Dec 30 2007
Low water in both Green Bay and the Fox River, apparently caused by a combination of long-and short-term natural effects, could end up costing the local economy.
Lakes Michigan and Huron are almost at record lows, and the other Great Lakes are down, too.
The Fox River may not be affected by those low lake levels but certainly has been affected by the dry conditions that have contributed to those levels, said Dave Foster of the U.S. Army Corps of Engineers, which controls area dams.
Typically, the Fox would be higher than normal this time of year as the Army Corps of Engineers does its seasonal drawdown of Lake Winnebago, but drought has affected water levels throughout most of Wisconsin, and that likely is contributing to low water in the upper Fox. Recent high winds may also be contributors. The winds can cause a seiche effect (pronounced “saysh”) — a shifting of water mass that lingers even after the winds die down.

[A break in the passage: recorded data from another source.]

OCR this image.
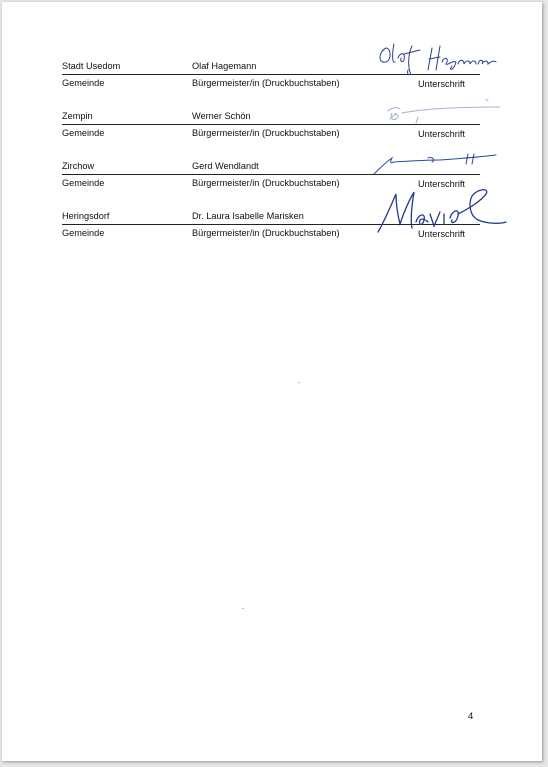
Stadt Usedom	Olaf Hagemann
Gemeinde	Bürgermeister/in (Druckbuchstaben)	Unterschrift
Zempin	Werner Schön
Gemeinde	Bürgermeister/in (Druckbuchstaben)	Unterschrift
Zirchow	Gerd Wendlandt
Gemeinde	Bürgermeister/in (Druckbuchstaben)	Unterschrift
Heringsdorf	Dr. Laura Isabelle Marisken
Gemeinde	Bürgermeister/in (Druckbuchstaben)	Unterschrift
4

The Green Bay area has about 3 inches below normal precipitation, and areas north and south of there are down ever further.
“For every inch of water missing — and we’re down 22 to 24 inches — that 1 inch equals 100 tons that can’t be put on a ship,” Brown County Port Director Dean Haen said. “So ships are carrying only 15,000 to 16,000 tons, when they used to carry from 18,000 to 20,000.